Seorang wartawan bertanya: bolehlah orang kaya menikahi orang miskin? Saya tahu maksud pertanyaan itu, yaitu mau bikin “ramai” usulan Menteri Muhadjir Effendi.
Saya jawab begini, normatif saja. Kaya atau miskin tidak menjadi syarat sahnya pernikahan. Maka boleh saja laki-laki kaya menikahi perempuan miskin. Begitu juga sebaliknya.
Itu sebabnya, Zaid ibnu Haritsah yang dulu budak menikahi perempuan bangsawan Zainab binti Jahsy, Usamah ibnu Zaid menikahi Fathimah binti Qais.
Ashim ibnu Umar ibnu Khattab menikahi Ummu ‘Ammarah (anak orang miskin). Dari pernikahan ini nanti lahir seorang cucu mulia bernama Umar ibnu Abdil Aziz.
Hanya masalahnya, dalam kenyataan seringkali perbedaan kelas atau status sosial menjadi sebab terjadinya konflik dan ketegangan dalam keluarga.

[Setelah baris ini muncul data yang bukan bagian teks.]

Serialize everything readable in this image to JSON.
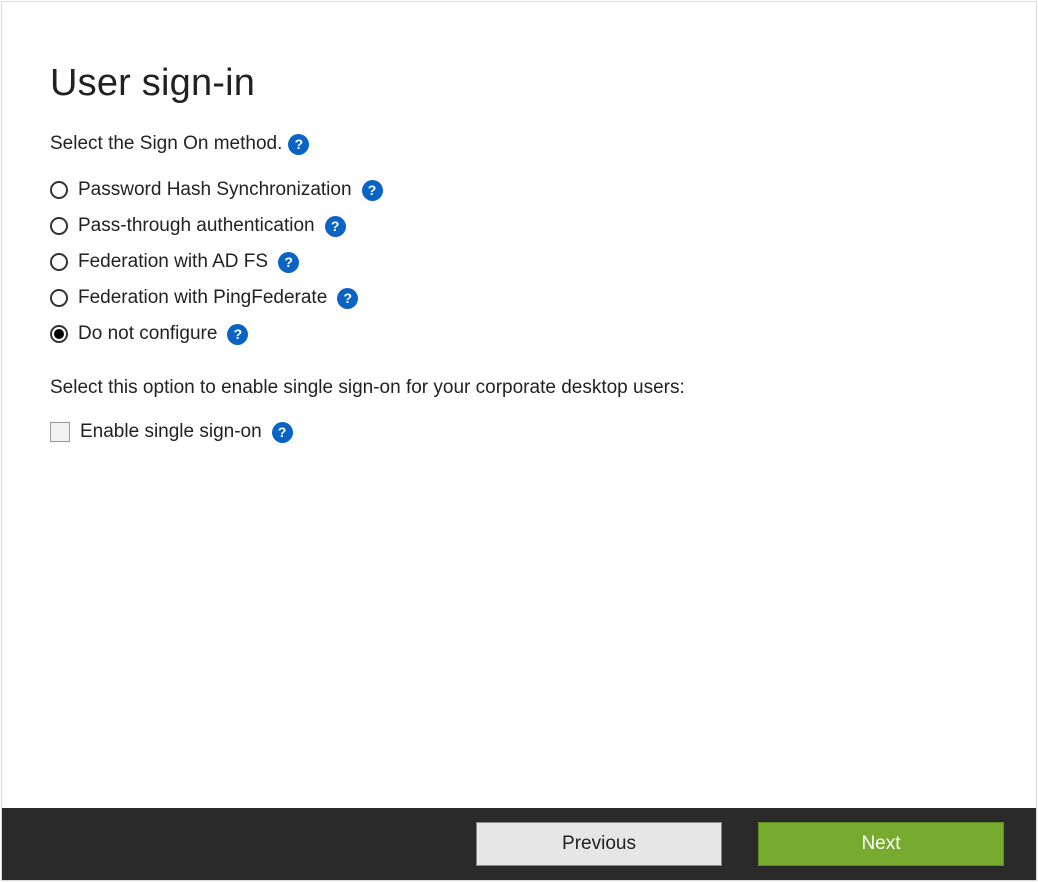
{
  "page": {
    "title": "User sign-in",
    "instruction": "Select the Sign On method."
  },
  "options": [
    {
      "label": "Password Hash Synchronization",
      "selected": false
    },
    {
      "label": "Pass-through authentication",
      "selected": false
    },
    {
      "label": "Federation with AD FS",
      "selected": false
    },
    {
      "label": "Federation with PingFederate",
      "selected": false
    },
    {
      "label": "Do not configure",
      "selected": true
    }
  ],
  "sso": {
    "description": "Select this option to enable single sign-on for your corporate desktop users:",
    "checkbox_label": "Enable single sign-on",
    "checked": false
  },
  "footer": {
    "previous": "Previous",
    "next": "Next"
  },
  "help_glyph": "?"
}
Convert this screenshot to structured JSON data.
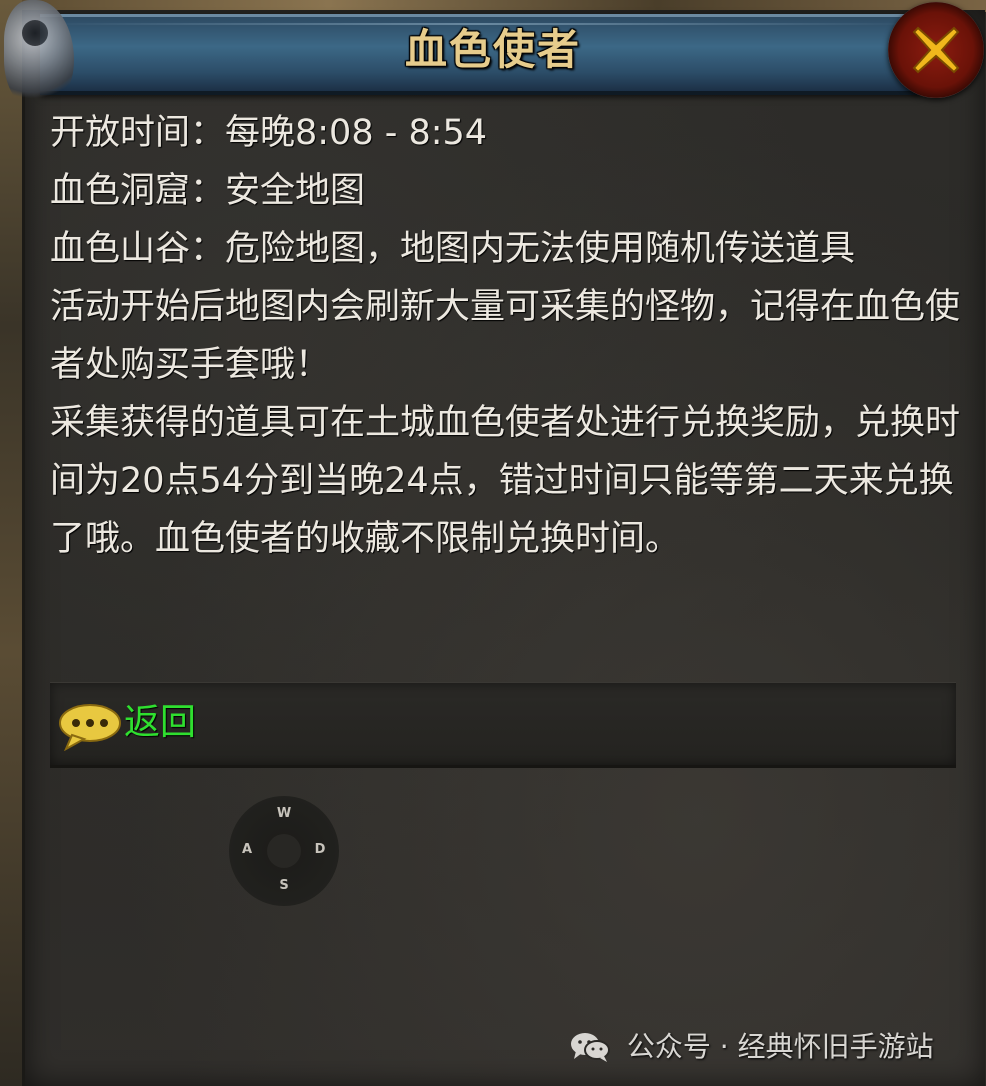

Khawatir potensi konflik itu menjadi aktual, maka banyak orang mencari istri atau suami yang setara, dari segi nasab, ekonomi, dan lainnya. Karena itu, dalam Islam ada konsep kafa’ah.
Tapi, jika sudah saling rida-rela (tanpa paksaan), gak apa-apa juga sih anak seorang menteri menikahi anak seorang pengemis. Menikahi orang berkebutuhan khusus. Santri pinter tapi miskin menikahi dokter gigi perempuan yang kaya dan cantik. Bagus sekali. Semoga Allah menciptakan ruang-ruang dan momen-momen pertamuan itu.